Bernie Collins ran into Oscar Piastri’s race engineer Tom Stallard right after qualifying in Las Vegas and got the real story behind Piastri’s P5. Stallard told her the lap was already ruined before Isack Hadjar pulled alongside. Piastri had spotted yellow flags from Charles Leclerc running wide at Turn 12, so he lifted off the throttle early. That lift let Hadjar catch up and appear side-by-side on the TV clip.
According to Stallard, McLaren doesn’t blame Hadjar at all. Piastri had already backed out of the lap the moment he saw the yellows. The team thinks the Australian was just unlucky to hit the flags at the worst possible moment on his final run. Hadjar being next to him was just bad timing, not the reason the lap was aborted.

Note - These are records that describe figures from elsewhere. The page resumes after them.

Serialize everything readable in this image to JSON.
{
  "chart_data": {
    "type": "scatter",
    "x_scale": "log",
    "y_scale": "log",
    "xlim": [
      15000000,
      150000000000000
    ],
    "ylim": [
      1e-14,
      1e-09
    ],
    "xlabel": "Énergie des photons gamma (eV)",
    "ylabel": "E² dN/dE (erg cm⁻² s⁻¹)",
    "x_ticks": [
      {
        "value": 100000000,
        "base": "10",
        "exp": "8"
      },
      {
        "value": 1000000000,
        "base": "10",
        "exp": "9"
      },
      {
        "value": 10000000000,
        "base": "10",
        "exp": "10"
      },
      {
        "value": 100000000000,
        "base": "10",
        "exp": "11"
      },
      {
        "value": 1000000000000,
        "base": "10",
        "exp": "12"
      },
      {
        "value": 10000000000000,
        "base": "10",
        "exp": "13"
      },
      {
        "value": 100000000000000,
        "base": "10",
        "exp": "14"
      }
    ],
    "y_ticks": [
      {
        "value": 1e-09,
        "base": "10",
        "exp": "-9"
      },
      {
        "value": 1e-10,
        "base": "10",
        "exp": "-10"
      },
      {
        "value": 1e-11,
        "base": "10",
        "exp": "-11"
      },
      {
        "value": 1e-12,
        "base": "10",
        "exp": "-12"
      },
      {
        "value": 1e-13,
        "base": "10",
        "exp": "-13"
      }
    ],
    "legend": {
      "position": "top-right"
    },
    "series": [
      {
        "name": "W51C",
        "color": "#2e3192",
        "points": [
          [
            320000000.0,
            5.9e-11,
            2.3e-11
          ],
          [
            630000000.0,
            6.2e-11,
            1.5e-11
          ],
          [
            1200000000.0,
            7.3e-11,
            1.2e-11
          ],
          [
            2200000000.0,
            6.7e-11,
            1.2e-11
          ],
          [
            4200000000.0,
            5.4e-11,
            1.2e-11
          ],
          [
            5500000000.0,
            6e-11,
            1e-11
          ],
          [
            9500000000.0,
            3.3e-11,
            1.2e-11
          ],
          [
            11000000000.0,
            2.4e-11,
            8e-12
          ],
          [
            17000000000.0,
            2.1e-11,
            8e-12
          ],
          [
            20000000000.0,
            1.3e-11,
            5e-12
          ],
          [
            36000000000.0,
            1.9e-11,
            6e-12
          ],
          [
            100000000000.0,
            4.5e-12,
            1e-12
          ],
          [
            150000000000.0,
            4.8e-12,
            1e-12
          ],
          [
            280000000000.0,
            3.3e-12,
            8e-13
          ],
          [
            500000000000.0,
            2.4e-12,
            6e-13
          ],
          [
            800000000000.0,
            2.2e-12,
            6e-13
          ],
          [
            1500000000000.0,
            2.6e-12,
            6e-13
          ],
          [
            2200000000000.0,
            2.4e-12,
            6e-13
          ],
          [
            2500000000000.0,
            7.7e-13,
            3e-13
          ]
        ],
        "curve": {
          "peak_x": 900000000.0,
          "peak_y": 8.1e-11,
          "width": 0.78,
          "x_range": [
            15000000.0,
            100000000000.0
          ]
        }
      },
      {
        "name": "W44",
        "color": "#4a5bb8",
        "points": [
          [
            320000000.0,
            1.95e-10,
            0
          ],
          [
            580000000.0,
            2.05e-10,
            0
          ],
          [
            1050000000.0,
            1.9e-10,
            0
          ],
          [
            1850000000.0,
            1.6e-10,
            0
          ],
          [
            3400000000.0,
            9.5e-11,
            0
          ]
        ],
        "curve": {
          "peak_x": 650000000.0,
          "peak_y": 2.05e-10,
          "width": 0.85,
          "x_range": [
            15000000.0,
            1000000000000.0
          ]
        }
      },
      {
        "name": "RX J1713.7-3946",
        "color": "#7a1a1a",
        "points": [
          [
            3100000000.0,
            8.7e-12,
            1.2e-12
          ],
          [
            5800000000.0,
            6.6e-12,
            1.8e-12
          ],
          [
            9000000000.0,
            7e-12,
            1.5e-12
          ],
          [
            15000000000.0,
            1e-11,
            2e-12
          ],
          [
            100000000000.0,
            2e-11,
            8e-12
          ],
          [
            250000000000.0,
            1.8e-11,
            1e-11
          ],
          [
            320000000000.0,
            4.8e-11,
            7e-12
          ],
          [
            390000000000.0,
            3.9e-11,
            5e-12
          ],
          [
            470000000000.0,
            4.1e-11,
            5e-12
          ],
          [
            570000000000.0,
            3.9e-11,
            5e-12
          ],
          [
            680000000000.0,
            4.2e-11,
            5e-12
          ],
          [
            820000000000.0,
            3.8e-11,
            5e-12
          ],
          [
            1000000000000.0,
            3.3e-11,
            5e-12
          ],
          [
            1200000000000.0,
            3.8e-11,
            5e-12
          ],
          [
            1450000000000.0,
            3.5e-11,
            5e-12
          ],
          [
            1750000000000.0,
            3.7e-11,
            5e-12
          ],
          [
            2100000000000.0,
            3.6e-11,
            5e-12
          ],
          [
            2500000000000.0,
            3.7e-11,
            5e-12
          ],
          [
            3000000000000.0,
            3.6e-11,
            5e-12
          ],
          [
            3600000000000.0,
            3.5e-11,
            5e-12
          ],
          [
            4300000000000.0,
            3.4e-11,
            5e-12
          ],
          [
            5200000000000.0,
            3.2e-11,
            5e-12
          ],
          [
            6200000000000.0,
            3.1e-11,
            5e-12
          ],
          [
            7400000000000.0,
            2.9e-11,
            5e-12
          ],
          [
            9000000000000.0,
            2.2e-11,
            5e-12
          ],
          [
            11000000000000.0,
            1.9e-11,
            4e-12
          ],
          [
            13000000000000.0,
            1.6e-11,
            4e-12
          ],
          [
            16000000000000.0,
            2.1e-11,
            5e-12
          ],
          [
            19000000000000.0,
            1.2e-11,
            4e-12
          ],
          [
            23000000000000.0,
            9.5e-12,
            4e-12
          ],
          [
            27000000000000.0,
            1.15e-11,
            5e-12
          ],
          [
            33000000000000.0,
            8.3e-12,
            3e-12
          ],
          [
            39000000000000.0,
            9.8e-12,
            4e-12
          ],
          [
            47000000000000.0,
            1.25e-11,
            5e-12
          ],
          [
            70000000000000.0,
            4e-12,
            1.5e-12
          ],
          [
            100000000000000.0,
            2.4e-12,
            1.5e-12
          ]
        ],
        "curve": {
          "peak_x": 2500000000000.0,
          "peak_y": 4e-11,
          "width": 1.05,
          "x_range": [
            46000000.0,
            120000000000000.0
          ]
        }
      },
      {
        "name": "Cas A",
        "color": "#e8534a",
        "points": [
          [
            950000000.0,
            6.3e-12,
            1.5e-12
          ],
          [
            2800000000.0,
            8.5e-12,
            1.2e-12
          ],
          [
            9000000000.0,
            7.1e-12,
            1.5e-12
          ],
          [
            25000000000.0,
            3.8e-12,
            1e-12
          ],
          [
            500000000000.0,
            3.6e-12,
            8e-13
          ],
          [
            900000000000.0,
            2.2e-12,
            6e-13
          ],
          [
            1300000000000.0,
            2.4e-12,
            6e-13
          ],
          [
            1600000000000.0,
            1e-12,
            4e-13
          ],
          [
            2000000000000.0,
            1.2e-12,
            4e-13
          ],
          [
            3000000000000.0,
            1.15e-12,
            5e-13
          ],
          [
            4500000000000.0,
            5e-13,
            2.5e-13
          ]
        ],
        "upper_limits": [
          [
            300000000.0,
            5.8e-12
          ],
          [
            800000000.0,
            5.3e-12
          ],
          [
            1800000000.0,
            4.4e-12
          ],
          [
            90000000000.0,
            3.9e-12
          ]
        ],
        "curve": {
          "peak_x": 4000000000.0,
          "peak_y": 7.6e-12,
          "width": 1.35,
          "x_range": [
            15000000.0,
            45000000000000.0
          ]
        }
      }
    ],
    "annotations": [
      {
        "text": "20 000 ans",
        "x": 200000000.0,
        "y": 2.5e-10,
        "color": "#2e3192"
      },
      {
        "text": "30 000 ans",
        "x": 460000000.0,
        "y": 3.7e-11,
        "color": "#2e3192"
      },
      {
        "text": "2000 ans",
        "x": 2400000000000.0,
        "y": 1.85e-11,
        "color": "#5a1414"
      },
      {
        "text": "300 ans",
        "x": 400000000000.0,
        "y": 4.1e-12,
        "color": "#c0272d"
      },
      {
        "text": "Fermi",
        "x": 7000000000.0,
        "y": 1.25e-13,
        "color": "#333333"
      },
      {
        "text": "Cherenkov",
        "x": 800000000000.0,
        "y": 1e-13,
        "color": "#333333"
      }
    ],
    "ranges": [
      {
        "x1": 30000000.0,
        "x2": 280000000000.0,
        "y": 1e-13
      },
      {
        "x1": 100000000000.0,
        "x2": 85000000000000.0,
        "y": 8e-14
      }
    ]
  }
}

The incident meant Piastri will start another Grand Prix outside the top three for the fourth race in a row. Lando Norris took pole with a late flyer, while Piastri couldn’t improve. It’s been a tough stretch in qualifying for the Australian, who had taken five poles earlier in 2025 but hasn’t started higher than fourth since Singapore.
The P5 grid slot also keeps the championship momentum firmly with Norris. The Briton has out-qualified and out-scored Piastri in the last six rounds, turning a 34-point deficit after the Dutch GP into a 24-point lead heading into Las Vegas. Norris now has his biggest advantage of the season, matching the 23-point gap he held after the opening race in Australia.
With only Qatar and Abu Dhabi left, Piastri needs a big swing to stay in the title fight. The yellow-flag moment in Vegas was another small piece of bad luck in a run that has seen his championship hopes slip away. McLaren insists the Hadjar incident changed nothing; the damage was already done the second Piastri lifted for Leclerc’s mistake.